''Family Ties'' lives on with ''Spin City''

Michael J. Fox's former ''Family Ties'' colleagues also appear in his new sitcom

If you’ve been getting a heavy Family Ties vibe off Spin City (ABC, Wednesdays, 8-8:30 p.m.) lately, you’re not the only one. As if the presence of Ties creator Gary David Goldberg and its star Michael J. Fox weren’t enough, Spin has engaged in a pair of November-sweeps stunts designed to evoke memories of the 1982-89 NBC sitcom.

First, Tracy Pollan, who played Fox’s girlfriend on Ties from 1985 to ’86 and is now his wife, guested as an ex-girlfriend of Fox’s Spin character, New York City deputy mayor Mike Flaherty. And on Nov. 19, Meredith Baxter, who played Fox’s mom on Ties, begins a two-week stint on Spin as…Mike’s mom. Conveniently unattached, she starts dating Mike’s boss, the freshly divorced Mayor Randall Winston (Barry Bostwick).

These nostalgic reunions are surefire ratings boosters — CBS’ George & Leo recently scored its biggest numbers ever with an episode that brought back 20 former costars of Bob Newhart and Judd Hirsch. Yet such gimmicks can’t hide the fact that Spin and Ties are fundamentally different sitcoms. In fact, their evolutions have been opposite: Ties started out as an ensemble sitcom with political themes and turned into a star-driven comedy with romantic themes, while Spin started out as a star-driven comedy with romantic themes and turned into an ensemble sitcom with political themes.

Ties‘ concept was simple: Hippie parents with yuppie kids.
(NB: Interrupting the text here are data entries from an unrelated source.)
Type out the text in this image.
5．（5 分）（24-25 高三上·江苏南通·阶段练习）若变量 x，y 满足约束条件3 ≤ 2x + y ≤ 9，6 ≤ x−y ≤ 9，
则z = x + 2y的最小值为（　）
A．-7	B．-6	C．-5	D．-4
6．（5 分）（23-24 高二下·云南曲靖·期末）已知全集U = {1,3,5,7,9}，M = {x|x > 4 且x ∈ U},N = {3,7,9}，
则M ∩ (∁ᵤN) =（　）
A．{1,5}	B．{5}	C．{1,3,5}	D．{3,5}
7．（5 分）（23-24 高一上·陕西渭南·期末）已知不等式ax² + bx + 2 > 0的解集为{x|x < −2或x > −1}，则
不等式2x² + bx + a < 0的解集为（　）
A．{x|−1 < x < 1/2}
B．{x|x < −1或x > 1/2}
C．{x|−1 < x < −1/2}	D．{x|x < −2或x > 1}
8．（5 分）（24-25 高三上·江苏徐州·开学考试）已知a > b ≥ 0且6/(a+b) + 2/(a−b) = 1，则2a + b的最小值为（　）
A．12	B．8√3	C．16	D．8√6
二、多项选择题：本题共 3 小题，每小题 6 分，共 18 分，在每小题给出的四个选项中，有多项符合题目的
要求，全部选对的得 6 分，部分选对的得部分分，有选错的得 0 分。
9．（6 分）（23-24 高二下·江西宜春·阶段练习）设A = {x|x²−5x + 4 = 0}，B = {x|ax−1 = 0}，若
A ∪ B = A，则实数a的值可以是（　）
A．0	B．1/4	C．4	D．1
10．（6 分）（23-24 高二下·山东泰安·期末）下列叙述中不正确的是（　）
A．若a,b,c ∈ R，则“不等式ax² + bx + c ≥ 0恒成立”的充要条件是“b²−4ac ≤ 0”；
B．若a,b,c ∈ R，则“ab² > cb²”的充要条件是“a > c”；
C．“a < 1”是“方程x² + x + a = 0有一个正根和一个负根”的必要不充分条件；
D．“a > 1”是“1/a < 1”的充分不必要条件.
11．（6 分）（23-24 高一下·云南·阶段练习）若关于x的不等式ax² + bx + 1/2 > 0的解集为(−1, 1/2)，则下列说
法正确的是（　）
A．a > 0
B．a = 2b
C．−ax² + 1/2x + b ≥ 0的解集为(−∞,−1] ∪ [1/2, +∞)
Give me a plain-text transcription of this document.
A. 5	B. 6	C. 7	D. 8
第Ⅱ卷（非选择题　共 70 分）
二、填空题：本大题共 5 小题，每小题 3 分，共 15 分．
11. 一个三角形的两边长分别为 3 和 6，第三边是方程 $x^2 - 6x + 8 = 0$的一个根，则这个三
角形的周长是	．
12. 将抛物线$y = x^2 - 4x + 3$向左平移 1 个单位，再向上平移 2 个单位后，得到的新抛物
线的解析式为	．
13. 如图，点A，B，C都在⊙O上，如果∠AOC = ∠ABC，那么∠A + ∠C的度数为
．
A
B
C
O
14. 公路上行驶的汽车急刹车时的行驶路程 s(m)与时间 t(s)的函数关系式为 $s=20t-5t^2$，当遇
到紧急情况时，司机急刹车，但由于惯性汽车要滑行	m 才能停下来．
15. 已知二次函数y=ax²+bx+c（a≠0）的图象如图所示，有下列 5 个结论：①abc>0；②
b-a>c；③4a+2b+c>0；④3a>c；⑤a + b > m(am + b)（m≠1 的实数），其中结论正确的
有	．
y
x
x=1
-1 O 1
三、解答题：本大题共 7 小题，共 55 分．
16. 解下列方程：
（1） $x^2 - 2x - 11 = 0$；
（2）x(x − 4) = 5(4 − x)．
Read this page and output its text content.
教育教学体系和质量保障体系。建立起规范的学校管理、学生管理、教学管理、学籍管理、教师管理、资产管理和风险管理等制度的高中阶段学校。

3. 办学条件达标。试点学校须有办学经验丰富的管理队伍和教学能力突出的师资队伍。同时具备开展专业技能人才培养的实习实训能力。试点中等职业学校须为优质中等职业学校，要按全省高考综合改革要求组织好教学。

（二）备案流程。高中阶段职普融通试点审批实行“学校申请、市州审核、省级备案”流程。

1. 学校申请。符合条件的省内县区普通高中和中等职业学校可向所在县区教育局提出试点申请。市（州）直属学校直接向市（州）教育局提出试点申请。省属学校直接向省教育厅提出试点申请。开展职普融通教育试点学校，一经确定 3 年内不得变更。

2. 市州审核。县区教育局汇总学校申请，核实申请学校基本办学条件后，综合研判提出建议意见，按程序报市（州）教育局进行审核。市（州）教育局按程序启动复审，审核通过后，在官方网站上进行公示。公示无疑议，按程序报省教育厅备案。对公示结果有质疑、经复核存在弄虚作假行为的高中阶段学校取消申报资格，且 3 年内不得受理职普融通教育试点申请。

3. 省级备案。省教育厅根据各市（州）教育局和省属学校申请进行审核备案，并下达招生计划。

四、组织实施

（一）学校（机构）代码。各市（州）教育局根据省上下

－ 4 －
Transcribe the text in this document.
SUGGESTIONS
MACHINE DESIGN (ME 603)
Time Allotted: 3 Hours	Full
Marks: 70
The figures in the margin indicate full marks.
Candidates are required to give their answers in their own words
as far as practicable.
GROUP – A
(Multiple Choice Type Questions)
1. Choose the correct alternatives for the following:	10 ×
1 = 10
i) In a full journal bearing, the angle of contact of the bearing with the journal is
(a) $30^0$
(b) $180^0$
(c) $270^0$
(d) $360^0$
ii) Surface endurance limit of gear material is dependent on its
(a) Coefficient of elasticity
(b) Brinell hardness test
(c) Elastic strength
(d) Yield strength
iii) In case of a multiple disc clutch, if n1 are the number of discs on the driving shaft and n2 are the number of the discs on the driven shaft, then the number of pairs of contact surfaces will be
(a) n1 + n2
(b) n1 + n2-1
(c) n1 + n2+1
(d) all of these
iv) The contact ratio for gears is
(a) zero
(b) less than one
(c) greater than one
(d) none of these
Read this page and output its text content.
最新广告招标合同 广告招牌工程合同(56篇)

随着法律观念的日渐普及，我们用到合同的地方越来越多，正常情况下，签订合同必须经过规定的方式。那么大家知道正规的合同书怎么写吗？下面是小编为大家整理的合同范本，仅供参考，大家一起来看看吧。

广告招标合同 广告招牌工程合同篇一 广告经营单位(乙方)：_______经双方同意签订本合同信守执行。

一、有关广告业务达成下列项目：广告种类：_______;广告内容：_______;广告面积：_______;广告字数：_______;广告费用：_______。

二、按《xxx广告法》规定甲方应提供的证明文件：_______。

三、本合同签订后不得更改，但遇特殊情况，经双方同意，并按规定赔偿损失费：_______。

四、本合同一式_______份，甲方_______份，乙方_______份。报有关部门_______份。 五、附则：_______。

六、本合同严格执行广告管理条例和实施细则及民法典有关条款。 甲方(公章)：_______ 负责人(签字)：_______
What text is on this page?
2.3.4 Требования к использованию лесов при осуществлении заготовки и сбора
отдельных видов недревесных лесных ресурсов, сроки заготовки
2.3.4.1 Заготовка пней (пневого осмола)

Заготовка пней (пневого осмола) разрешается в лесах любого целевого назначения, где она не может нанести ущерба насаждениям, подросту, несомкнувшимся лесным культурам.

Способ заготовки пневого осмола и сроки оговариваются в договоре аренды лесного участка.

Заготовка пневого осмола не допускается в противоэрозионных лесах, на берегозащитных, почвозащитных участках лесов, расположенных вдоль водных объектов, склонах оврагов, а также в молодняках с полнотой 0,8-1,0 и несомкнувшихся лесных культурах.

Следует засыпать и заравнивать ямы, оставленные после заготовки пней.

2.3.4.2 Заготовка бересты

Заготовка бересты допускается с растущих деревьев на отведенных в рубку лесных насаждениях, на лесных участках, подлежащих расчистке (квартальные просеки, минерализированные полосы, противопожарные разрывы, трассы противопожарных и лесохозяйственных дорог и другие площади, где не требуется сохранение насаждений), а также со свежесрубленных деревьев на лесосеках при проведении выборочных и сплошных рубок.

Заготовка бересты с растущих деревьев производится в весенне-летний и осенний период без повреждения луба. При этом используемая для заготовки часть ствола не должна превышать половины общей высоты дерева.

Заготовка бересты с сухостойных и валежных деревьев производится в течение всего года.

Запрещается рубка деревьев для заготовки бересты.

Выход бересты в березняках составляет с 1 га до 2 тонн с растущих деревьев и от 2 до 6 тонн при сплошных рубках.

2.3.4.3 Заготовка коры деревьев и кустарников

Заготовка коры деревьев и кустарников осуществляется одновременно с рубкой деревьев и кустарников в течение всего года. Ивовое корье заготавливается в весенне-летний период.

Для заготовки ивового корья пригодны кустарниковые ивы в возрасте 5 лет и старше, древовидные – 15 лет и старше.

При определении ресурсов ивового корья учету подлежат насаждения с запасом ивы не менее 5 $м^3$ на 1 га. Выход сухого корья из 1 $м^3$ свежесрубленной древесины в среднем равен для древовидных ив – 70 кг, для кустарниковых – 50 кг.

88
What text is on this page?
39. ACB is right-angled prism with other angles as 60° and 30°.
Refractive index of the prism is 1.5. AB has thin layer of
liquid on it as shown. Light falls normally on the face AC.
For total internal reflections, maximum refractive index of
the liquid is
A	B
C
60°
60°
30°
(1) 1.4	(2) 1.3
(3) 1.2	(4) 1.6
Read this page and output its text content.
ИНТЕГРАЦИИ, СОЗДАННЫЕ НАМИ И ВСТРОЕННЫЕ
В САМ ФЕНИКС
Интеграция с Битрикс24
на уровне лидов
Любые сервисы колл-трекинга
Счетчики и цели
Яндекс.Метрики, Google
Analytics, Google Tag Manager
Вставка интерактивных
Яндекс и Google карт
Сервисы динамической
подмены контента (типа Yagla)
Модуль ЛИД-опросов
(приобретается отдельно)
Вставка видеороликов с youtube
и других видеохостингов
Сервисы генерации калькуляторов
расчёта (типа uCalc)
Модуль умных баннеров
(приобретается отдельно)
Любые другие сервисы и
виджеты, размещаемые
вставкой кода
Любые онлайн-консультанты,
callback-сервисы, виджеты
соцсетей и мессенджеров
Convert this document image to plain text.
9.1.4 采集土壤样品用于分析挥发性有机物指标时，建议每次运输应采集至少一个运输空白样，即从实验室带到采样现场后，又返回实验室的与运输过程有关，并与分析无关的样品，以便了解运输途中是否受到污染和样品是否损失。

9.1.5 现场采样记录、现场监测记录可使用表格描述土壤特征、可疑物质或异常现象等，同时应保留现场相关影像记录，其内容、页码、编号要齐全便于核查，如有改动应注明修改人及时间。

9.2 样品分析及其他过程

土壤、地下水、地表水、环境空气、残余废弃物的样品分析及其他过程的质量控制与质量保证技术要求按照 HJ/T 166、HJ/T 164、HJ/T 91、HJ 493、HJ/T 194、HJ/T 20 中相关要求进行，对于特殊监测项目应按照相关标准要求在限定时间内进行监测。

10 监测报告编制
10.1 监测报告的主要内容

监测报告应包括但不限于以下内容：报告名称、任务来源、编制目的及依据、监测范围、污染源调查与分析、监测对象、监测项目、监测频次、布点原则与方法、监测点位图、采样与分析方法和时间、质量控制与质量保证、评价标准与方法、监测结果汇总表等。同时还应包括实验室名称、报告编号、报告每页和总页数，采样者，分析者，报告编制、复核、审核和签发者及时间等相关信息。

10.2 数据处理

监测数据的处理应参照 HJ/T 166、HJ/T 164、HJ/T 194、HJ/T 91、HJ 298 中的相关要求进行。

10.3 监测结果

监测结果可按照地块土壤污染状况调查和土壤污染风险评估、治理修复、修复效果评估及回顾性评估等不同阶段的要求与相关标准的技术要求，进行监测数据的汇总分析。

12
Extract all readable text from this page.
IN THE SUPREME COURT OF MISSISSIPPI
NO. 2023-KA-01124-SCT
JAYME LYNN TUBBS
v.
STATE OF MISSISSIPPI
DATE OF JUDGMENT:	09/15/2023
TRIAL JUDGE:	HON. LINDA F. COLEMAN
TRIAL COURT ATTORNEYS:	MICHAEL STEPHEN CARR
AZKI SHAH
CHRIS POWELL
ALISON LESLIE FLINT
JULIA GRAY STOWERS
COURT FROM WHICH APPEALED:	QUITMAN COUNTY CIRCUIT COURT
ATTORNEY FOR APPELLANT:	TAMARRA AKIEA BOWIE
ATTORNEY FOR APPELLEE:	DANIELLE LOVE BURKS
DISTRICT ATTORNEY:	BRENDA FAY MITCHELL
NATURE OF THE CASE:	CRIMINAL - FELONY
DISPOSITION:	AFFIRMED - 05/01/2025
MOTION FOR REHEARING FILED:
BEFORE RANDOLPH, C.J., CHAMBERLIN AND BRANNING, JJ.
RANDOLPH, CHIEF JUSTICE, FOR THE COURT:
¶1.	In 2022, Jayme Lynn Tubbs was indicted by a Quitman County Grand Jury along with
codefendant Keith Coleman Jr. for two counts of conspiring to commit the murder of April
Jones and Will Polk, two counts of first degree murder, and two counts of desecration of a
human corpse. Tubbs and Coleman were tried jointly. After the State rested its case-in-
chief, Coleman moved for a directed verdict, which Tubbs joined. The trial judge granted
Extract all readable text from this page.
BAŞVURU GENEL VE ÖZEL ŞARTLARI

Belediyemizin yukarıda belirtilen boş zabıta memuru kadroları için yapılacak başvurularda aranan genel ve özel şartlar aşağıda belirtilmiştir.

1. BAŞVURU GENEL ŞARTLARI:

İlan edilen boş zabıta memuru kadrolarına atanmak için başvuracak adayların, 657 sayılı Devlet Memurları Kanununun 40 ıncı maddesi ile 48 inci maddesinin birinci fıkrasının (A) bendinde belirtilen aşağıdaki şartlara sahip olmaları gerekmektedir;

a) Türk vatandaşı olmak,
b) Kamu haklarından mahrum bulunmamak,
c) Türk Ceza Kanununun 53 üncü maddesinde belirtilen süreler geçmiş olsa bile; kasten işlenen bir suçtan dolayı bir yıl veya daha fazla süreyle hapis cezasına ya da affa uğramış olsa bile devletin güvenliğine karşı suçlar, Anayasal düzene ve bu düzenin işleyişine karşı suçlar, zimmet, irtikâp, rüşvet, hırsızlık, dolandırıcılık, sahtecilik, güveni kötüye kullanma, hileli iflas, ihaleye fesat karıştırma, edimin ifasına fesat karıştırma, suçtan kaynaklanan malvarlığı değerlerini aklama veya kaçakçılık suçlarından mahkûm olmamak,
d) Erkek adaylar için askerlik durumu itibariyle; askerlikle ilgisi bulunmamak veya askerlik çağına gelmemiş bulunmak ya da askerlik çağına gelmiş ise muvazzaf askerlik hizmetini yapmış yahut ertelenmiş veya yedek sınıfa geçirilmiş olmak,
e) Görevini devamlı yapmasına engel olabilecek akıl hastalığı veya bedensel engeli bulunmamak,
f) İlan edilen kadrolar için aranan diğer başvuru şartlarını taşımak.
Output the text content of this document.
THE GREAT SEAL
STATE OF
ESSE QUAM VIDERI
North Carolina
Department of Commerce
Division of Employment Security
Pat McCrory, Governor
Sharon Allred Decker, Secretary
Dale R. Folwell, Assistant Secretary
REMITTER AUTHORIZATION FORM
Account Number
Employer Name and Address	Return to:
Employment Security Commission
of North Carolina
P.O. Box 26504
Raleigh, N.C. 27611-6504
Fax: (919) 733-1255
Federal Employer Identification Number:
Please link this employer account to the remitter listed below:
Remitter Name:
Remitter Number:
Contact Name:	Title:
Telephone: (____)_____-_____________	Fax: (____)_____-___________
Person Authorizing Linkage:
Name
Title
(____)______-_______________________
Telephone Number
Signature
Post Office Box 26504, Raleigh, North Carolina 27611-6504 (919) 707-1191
Sixties survivors Steven and Elyse Keaton (Michael Gross and Baxter) were shocked their three kids didn’t share their flower-power values: Their son Alex (Fox) was a Young Republican who slept with a photo of William F. Buckley over his bed.

The sitcom earned mediocre ratings for its first two seasons, then suddenly shot into the top 5 in 1984 when it moved onto NBC’s Thursday-night schedule (a powerhouse driven by Ties‘ lead-in, The Cosby Show). The show started to focus more on Alex’s love life — and less on his politics — after Fox became a bona fide movie star with 1985’s Back to the Future. Alex first dated Pollan’s Ellen, then moved on to Lauren, a psychology student played by a post-Springsteen video, pre-Friends Courteney Cox. Even though the Keatons added another towheaded moppet to their brood, Andrew (Brian Bonsall), Fox remained the show’s star.

Apparently determined not to make the same mistake twice, Fox and Goldberg set out to make Spin a romantic star vehicle that just happened to take place in the world of politics. Mike moved in with his girlfriend (Carla Gugino) in last fall’s pilot, and the first episodes dealt more with his sexual travails than his governmental exploits.

But by concentrating on a young couple, Spin started to seem like a warmed-over Mad About You (which isn’t all that hot to begin with). At the same time, Mike’s coworkers emerged as fascinating characters, particularly Bostwick’s blithely above-it-all mayor and Michael Boatman’s gay activist Carter.